Saat itulah, Gurutta Sanusi Baco mendapat kesempatan
meraih beasiswa dar i Departemen Agama untuk kuliah di Universitas Al-Azhar
Kairo, Mesir. Di negeri piramid itu, Gurutta Sanusi Baco mulai bersahabat
dengan Gus Dur dan Gus Mus (KH Musthofa Bisri).
“Saya adalah teman seperjalanan Gus Dur ketika naik
kapal menuju Kairo untuk kuliah di sana. Perjalanannya satu bulan dua hari.
Membosankan sekali. Untung ada Gus Dur yang selalu bercerita menghibur,” kata
Gurutta Sanusi Baco mengenang Gus Dur.
Pada tahun 1967, Gurutta Sanusi Baco berniat untuk
melanjutkan kuliah S-2 di Al-Azhar. Namun ter-paksa ditarik pulang ke tanah air
oleh pemerintah Indonesia karena Gurutta Sanusi Baco mendaftar sebagai tentara
sukarela untuk berperang melawan Israel.
Persahabatannya dengan Gus Dur membuat Gurutta
Sanusi Baco bertekad untuk berkhidmah di NU. Setelah kembali ke Makassar,
aktifitasnya adalah mengajar di Universitas Muslim Indonesia (UMI) dan mulai
diminta mengajar ngaji serta ceramah di berbagai daerah. Tak lama kemudian,
Gurutta Sanusi Baco diangkat sebagai dosen negeri di Fakultas Syariah IAIN
Sultan Hasanuddin Makasar.
“Waktu itu Gus Dur sempat datang ke Makassar. Saya
menjemputnya di bandara dengan sepeda motor vespa. Ternyata vespanya mogok,
akhirnya saya naik vespa dan Gus Dur yang mendorongnya.

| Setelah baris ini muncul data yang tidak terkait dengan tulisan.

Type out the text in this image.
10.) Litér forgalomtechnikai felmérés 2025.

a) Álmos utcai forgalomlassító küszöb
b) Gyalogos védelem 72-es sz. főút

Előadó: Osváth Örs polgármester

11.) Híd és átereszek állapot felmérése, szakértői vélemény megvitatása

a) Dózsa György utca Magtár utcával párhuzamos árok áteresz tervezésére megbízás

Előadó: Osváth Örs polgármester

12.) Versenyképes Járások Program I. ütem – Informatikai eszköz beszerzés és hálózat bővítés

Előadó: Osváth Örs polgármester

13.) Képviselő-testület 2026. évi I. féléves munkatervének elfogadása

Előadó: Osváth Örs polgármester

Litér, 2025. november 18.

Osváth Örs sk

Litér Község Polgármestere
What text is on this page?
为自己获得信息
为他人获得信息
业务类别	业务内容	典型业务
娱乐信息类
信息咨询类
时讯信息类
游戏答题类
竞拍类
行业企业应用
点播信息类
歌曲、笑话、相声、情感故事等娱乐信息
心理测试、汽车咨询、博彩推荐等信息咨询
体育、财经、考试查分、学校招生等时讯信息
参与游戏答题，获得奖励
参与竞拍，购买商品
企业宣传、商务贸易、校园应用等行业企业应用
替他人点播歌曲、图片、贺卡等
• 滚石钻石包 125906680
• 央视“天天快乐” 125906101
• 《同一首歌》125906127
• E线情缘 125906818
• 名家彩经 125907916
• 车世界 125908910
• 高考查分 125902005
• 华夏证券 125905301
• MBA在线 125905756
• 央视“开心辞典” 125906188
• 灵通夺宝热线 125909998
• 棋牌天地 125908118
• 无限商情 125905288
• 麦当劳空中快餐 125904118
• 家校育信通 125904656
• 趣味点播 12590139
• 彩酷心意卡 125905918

Setelah bisa jalan baru
kami berkeliling kota Makassar,” kenang ayah dari delapan anak ini.
Semangat
Dakwah Tak Kenal Usia
Perjuangan dakwahnya juga dilalui bersama Haji Kalla
(ayah Jusuf Kalla). Saat Haji Kalla menjadi bendahara Masjid Raya Makassar,
terbentuk Yayasan Masjid Raya yang salah satu kegiatannya melakukan pengkaderan
ulama. Sarjana agama dari IAIN ia rekrut di tempat ini untuk dididik menjadi
ulama. Mereka diberi fasilitas seperti tempat menginap di belakang rumah Haji
Kalla.
Haji Kalla mengundang Gurutta Sanusi Baco untuk
tinggal di Masjid Raya dan diberi kepercayaan me-mimpin Masjid Raya. Tidak cuma
itu, Gurutta Sanusi Baco juga sekali seminggu diminta berceramah di kantor NV
Hadji Kalla.
Di masjid itulah, Gurutta Sanusi Baco mengisi
hari-harinya bersama istri yang dinikahinya pada 1968. Setelah memiliki anak
kelimanya lahir pada 1976, Gurutta Sanusi Baco meminta izin kepada Haji Kalla
untuk pindah ke rumahnya sendiri di Jl Pongtiku yang terletak di belakang Masjid
Lailatul Qodri Makassar.
Dengan demikian, aktifitas dakwahnya tidak hanya di
Masjid Raya, tetapi juga mengisi pengajian setelah subuh dan maghrib di Masjid
Lailatul Qodri. Kecintaan beraktifitas di masjid inilah yang ditanamkan pada
anak-anaknya. Setiap subuh, Gurutta Sanusi Baco menggendong salah satu anaknya
yang masih tidur kemudian tiba-tiba terbangun ketika berada di pangkuan saat
mengisi pengajian.
Tahun 1987, keluarga Gurutta Sanusi Baco kemudian
pindah ke rumah di Jl Kelapa Tiga Makassar. Namun aktifitasnya terus ia jalani
dengan mengajar di kampus, ber-khidmah di NU, berdakwah di masjid-masjid dan
ceramah di berbagai daerah di pulau Sulawesi. Hingga pada tahun 1992, Gurutta
Sanusi Baco diberi amanah menjadi Rais Syuriah PWNU Sulawesi Selatan dan Ketua
MUI Sulawesi Selatan sampai sekarang.
Tahun 2001, Gurutta Sanusi Baco memberanikan diri
untuk mendiri-kan pesantren Nahdlatul Ulum. Gagasan awalnya dimulai ketika
Jusuf Kalla memiliki program untuk membiayai kuliah santri-santri berprestasi
ke perguruan tinggi unggulan di seluruh Indonesia. Dari inisiatif itu, Jusuf
Kalla mewakaf-kan tanah seluas 4 hektar di Maros yang beberapa tahun lalu
diwakafkan menjadi pesantren milik NU.
Kini, usianya yang semakin senja tak menghalangi
Gurutta Sanusi Baco berdakwah. Bahkan, di saat para muktamirin mulai
meninggalkan Makassar usai penutupan pada Sabtu (27/3) malam, pagi harinya
Gurutta Sanusi Baco sudah dijemput untuk ceramah di Kabupaten Pinrang yang
berjarak sekitar 200 km dari Makassar kemudian di Kabupaten Polman yang
berjarak 250 km dari Makassar dan baru berada di rumah pada Selasa (29/3).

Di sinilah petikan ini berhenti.